Afrikalı GSM Operatöründen Ebola’ya Karşı Büyük Adım
Afrikalı GSM operatörlerinden gelecek mobilite verileri, araştırmacılara sağlık hizmetlerini nereye yoğunlaştırabileceği hakkında bilgi verebilir.
Bir Batı Afrikalı GSM operatörü, Ebola’nın yayılma düzenini, bölgesel nüfus hareketlerine göre tahmin etmelerine yardımcı olabilmek için araştırmacılara Senegal’deki cep telefonlarından toplanan verilere erişim hakkı verdi. Salgın, şu ana kadar Liberya, Gine ve Sierra Leone’de en az 1350 kişinin hayatını aldı.
Verileri kullanarak oluşturulan modelin, seyahat kısıtlamalarına yol açmayacağını belirten uzmanlar, kısıtlamalardan ziyade önleyici tedbirler ve sağlık güçlerini hangi bölgelere yoğunlaştırmaları gerektiğini görebileceklerini de söyledi. Tıpkı bu hafta Gine ile sınırlarını kapatan Senegal’in kararı gibi insanların hareketlerini kısıtlamak son derece tartışmalı olarak görülmekte.
Edinilen verileri analiz eden İsveçli araştırma şirketi Flowminder, verileri sağlayan Orange Telecom hakkında “Ebola’yı kontrol çabalarına destek için inanılmaz bir adım attı” olarak bahsetti.

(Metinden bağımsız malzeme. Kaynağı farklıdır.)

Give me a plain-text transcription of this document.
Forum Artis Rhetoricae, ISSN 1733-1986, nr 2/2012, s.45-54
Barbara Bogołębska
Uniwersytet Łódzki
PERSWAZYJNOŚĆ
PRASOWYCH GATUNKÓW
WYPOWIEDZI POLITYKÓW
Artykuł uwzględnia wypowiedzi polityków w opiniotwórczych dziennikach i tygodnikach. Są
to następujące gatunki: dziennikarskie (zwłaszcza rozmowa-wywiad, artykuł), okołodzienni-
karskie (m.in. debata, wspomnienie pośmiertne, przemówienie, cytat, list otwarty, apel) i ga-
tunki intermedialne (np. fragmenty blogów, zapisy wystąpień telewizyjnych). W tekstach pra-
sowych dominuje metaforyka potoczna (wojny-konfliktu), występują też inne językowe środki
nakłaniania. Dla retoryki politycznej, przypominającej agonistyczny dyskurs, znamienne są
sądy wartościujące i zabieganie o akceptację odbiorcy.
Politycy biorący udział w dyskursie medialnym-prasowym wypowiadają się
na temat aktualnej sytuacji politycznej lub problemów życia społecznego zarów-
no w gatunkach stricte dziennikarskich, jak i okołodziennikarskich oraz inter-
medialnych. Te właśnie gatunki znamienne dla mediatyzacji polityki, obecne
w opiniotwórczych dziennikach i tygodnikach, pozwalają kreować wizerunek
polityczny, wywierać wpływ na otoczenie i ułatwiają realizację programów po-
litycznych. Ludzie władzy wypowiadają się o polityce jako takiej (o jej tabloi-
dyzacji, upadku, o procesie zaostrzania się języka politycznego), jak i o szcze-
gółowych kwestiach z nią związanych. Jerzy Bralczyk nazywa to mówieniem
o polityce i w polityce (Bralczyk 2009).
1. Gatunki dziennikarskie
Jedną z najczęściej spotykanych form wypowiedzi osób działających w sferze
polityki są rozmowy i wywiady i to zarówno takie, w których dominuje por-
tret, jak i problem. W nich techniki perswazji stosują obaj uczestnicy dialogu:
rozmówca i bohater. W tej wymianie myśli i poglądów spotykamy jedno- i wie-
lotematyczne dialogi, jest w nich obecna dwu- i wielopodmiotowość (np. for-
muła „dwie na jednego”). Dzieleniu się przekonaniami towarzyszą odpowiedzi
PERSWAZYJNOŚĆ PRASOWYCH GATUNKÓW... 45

Aynı zamanda Flowminder kurucularından Linus Bengtsson, bu model ile diğer ülkelerde olan ya da oluşabilecek salgınları önceden görebilme ihtimalleri olduğunu da göz önünde bulundurduklarını söyledi.
Senegal’den elde edilen veriler, 150 bin telefondan toplanıp, araştırmacılara devredilmeden önce anonimize edildi. Bu veriler ile oluşturulan model, Flowminder’ın Batı Afrika genelinde insanların genel seyahat modelleri ile bir resim oluşturmasına da yardımcı oldu. Ek olarak, Orange Telecom’un 2 yıl önce tıpkı bu şekilde Fildişi Sahilleri’nde sunduğu veriler ile de birleştirildi. Model aynı zamanda anket gibi daha geleneksel kaynaklardan da veri toplamakta.

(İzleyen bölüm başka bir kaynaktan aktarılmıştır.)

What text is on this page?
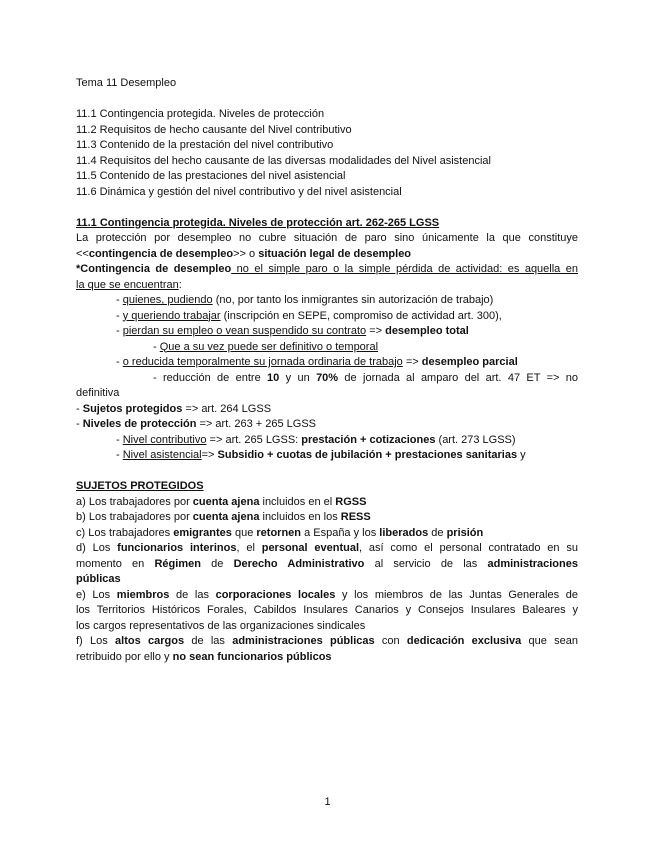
Tema 11 Desempleo
11.1 Contingencia protegida. Niveles de protección
11.2 Requisitos de hecho causante del Nivel contributivo
11.3 Contenido de la prestación del nivel contributivo
11.4 Requisitos del hecho causante de las diversas modalidades del Nivel asistencial
11.5 Contenido de las prestaciones del nivel asistencial
11.6 Dinámica y gestión del nivel contributivo y del nivel asistencial
11.1 Contingencia protegida. Niveles de protección art. 262-265 LGSS
La protección por desempleo no cubre situación de paro sino únicamente la que constituye
<<contingencia de desempleo>> o situación legal de desempleo
*Contingencia de desempleo no el simple paro o la simple pérdida de actividad: es aquella en
la que se encuentran:
- quienes, pudiendo (no, por tanto los inmigrantes sin autorización de trabajo)
- y queriendo trabajar (inscripción en SEPE, compromiso de actividad art. 300),
- pierdan su empleo o vean suspendido su contrato => desempleo total
- Que a su vez puede ser definitivo o temporal
- o reducida temporalmente su jornada ordinaria de trabajo => desempleo parcial
- reducción de entre 10 y un 70% de jornada al amparo del art. 47 ET => no
definitiva
- Sujetos protegidos => art. 264 LGSS
- Niveles de protección => art. 263 + 265 LGSS
- Nivel contributivo => art. 265 LGSS: prestación + cotizaciones (art. 273 LGSS)
- Nivel asistencial=> Subsidio + cuotas de jubilación + prestaciones sanitarias y
SUJETOS PROTEGIDOS
a) Los trabajadores por cuenta ajena incluidos en el RGSS
b) Los trabajadores por cuenta ajena incluidos en los RESS
c) Los trabajadores emigrantes que retornen a España y los liberados de prisión
d) Los funcionarios interinos, el personal eventual, así como el personal contratado en su
momento en Régimen de Derecho Administrativo al servicio de las administraciones
públicas
e) Los miembros de las corporaciones locales y los miembros de las Juntas Generales de
los Territorios Históricos Forales, Cabildos Insulares Canarios y Consejos Insulares Baleares y
los cargos representativos de las organizaciones sindicales
f) Los altos cargos de las administraciones públicas con dedicación exclusiva que sean
retribuido por ello y no sean funcionarios públicos
1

Bunlardan ayrı olarak, Boston Children’s Hospital’da kurulan HealthMap adlı grup, elde edilen veriler ile mart ayından itibaren salgının yayılmasını gösteren bir animasyon da oluşturdu.

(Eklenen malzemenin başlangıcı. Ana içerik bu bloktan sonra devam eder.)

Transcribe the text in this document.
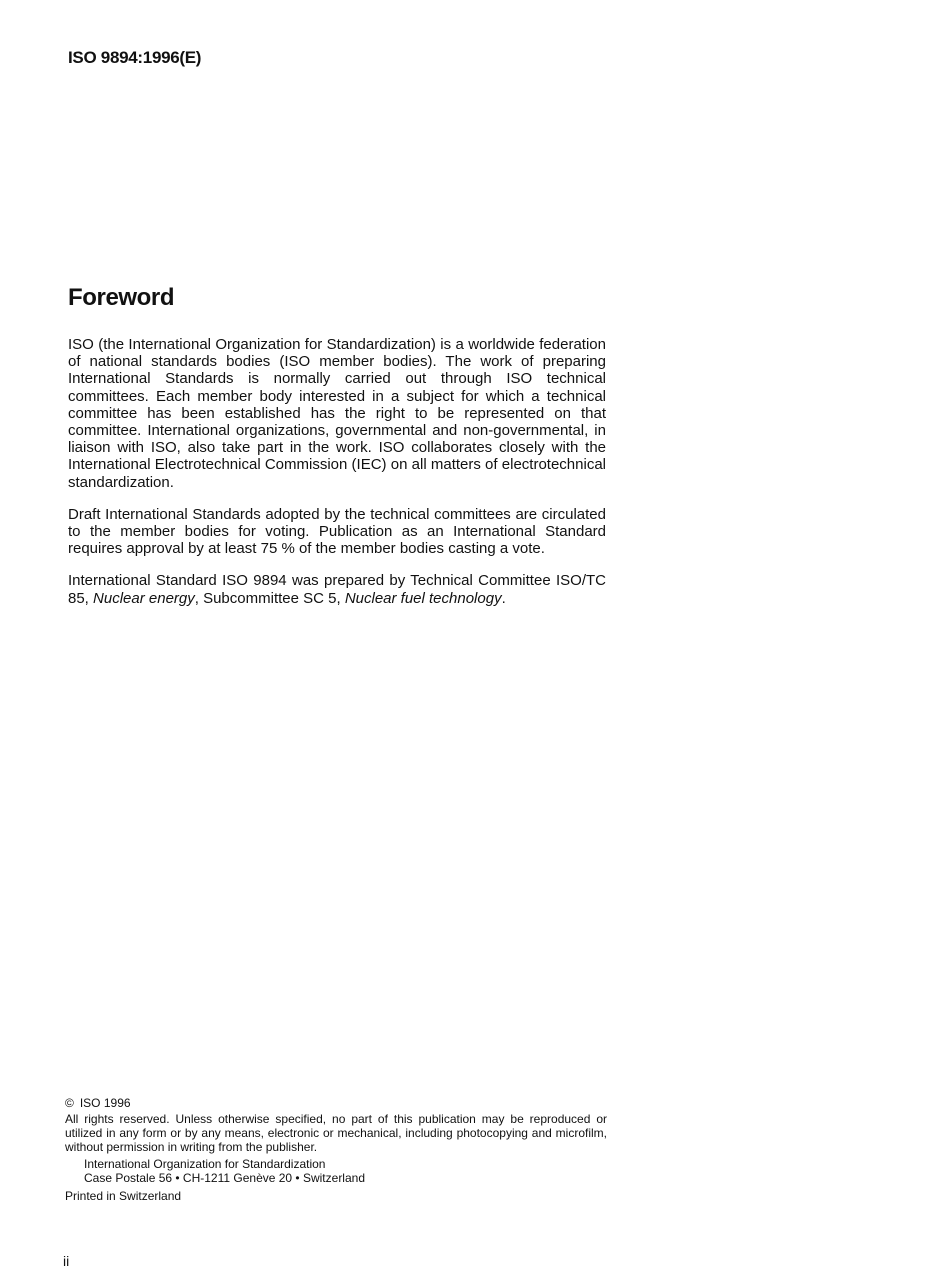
ISO 9894:1996(E)
Foreword

ISO (the International Organization for Standardization) is a worldwide federation of national standards bodies (ISO member bodies). The work of preparing International Standards is normally carried out through ISO technical committees. Each member body interested in a subject for which a technical committee has been established has the right to be represented on that committee. International organizations, governmental and non-governmental, in liaison with ISO, also take part in the work. ISO collaborates closely with the International Electrotechnical Commission (IEC) on all matters of electrotechnical standardization.

Draft International Standards adopted by the technical committees are circulated to the member bodies for voting. Publication as an International Standard requires approval by at least 75 % of the member bodies casting a vote.

International Standard ISO 9894 was prepared by Technical Committee ISO/TC 85, Nuclear energy, Subcommittee SC 5, Nuclear fuel technology.

© ISO 1996

All rights reserved. Unless otherwise specified, no part of this publication may be reproduced or utilized in any form or by any means, electronic or mechanical, including photocopying and microfilm, without permission in writing from the publisher.

International Organization for Standardization

Case Postale 56 • CH-1211 Genève 20 • Switzerland

Printed in Switzerland

ii
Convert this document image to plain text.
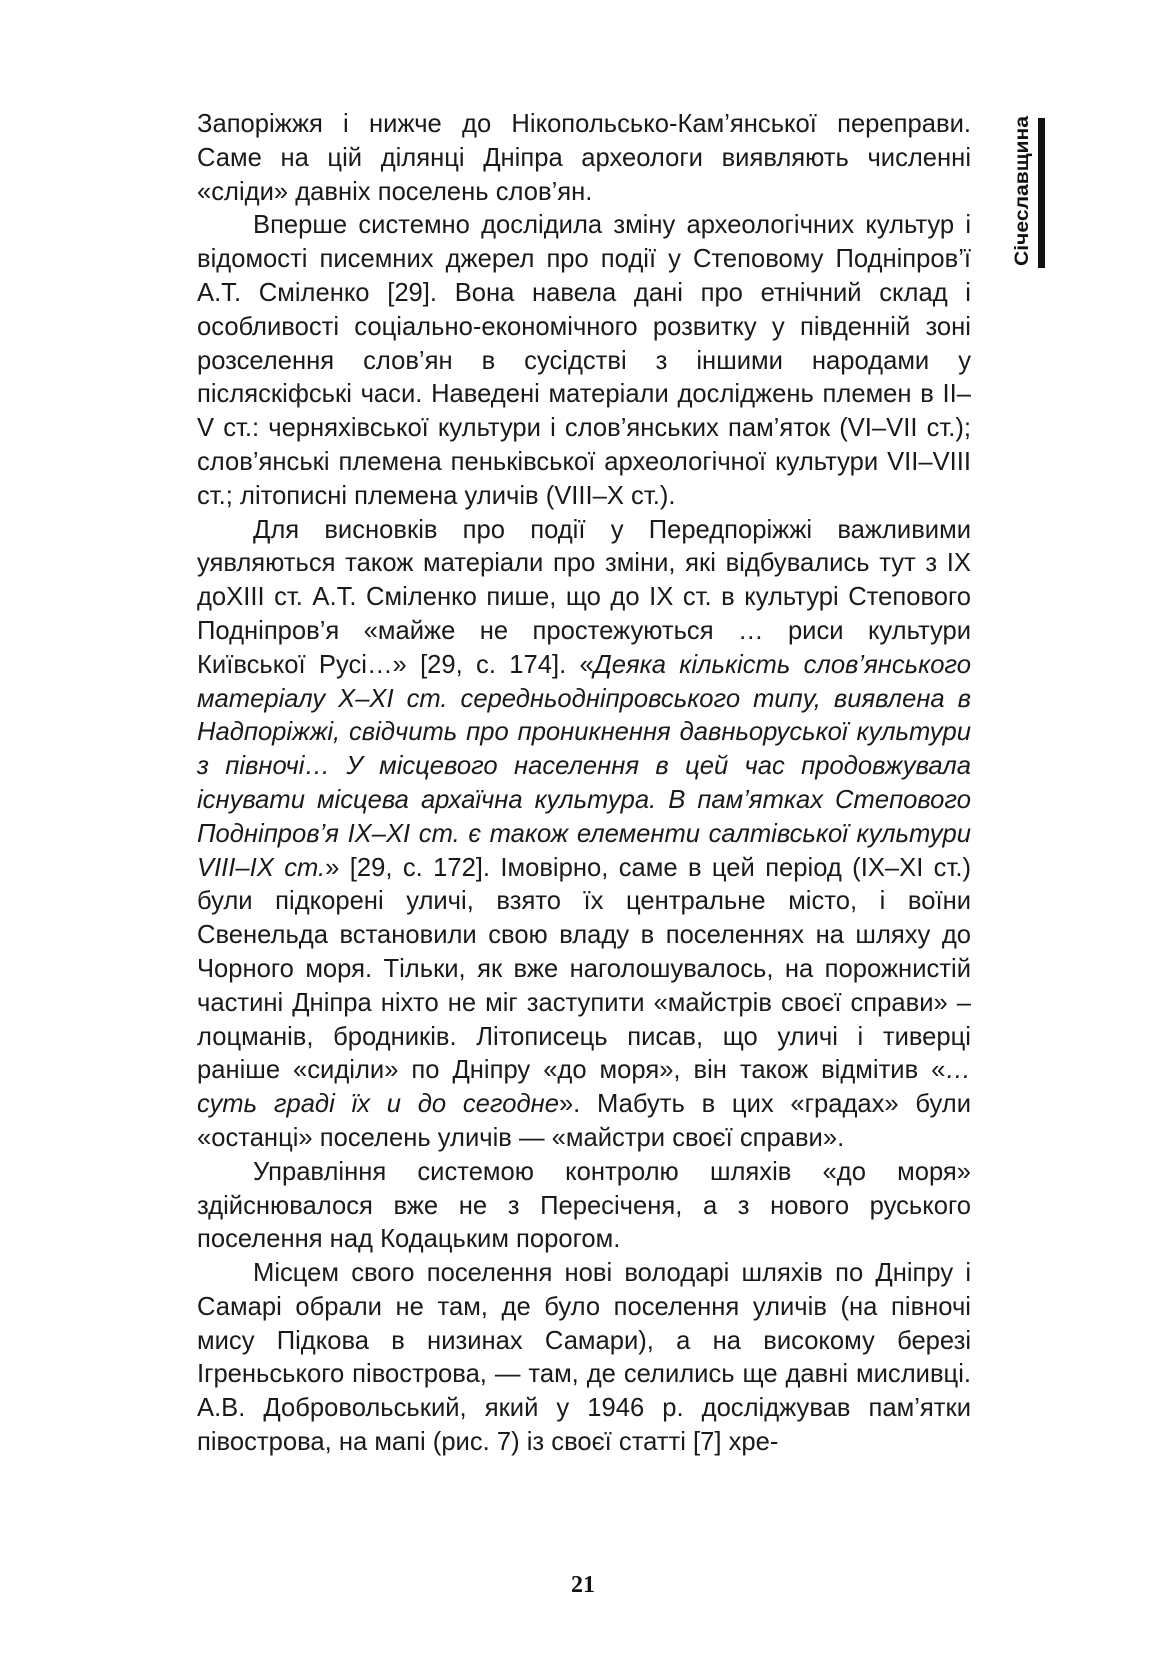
Запоріжжя і нижче до Нікопольсько-Кам’янської переправи. Саме на цій ділянці Дніпра археологи виявляють численні «сліди» давніх поселень слов’ян.

Вперше системно дослідила зміну археологічних культур і відомості писемних джерел про події у Степовому Подніпров’ї А.Т. Сміленко [29]. Вона навела дані про етнічний склад і особливості соціально-економічного розвитку у південній зоні розселення слов’ян в сусідстві з іншими народами у післяскіфські часи. Наведені матеріали досліджень племен в II–V ст.: черняхівської культури і слов’янських пам’яток (VI–VII ст.); слов’янські племена пеньківської археологічної культури VII–VIII ст.; літописні племена уличів (VIII–X ст.).

Для висновків про події у Передпоріжжі важливими уявляються також матеріали про зміни, які відбувались тут з IX доXIII ст. А.Т. Сміленко пише, що до IX ст. в культурі Степового Подніпров’я «майже не простежуються … риси культури Київської Русі…» [29, с. 174]. «Деяка кількість слов’янського матеріалу X–XI ст. середньодніпровського типу, виявлена в Надпоріжжі, свідчить про проникнення давньоруської культури з півночі… У місцевого населення в цей час продовжувала існувати місцева архаїчна культура. В пам’ятках Степового Подніпров’я IX–XI ст. є також елементи салтівської культури VIII–IX ст.» [29, с. 172]. Імовірно, саме в цей період (IX–XI ст.) були підкорені уличі, взято їх центральне місто, і воїни Свенельда встановили свою владу в поселеннях на шляху до Чорного моря. Тільки, як вже наголошувалось, на порожнистій частині Дніпра ніхто не міг заступити «майстрів своєї справи» – лоцманів, бродників. Літописець писав, що уличі і тиверці раніше «сиділи» по Дніпру «до моря», він також відмітив «… суть граді їх и до сегодне». Мабуть в цих «градах» були «останці» поселень уличів — «майстри своєї справи».

Управління системою контролю шляхів «до моря» здійснювалося вже не з Пересіченя, а з нового руського поселення над Кодацьким порогом.

Місцем свого поселення нові володарі шляхів по Дніпру і Самарі обрали не там, де було поселення уличів (на півночі мису Підкова в низинах Самари), а на високому березі Ігреньського півострова, — там, де селились ще давні мисливці. А.В. Добровольський, який у 1946 р. досліджував пам’ятки півострова, на мапі (рис. 7) із своєї статті [7] хре-

Січеславщина
21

Ebola, 2 ila 21 günlük bir kuluçka süresi boyunca, vücut sıvısı ile bulaşabilen ve taşıyıcılarının genel olarak farkında olmadığı bir hastalık. Hal böyle olunca, insanların nerede bulunduğu ya da nereye gittikleri olukça büyük bir önem kazanıyor.
Fakir ülkelerde bile her yerde olan cep telefonları, anahtar bir rol oynamakta. Tüm cep telefonları, kendilerine ait benzersiz bir kimlik numarası ile yakınlarındaki baz istasyonlarına sinyal göndermektedirler. Bu şekilde mobil servis sağlayıcılar nüfus hareketlerini ve sosyal modelleri içeren büyük veritabanları oluşturabiliyorlar.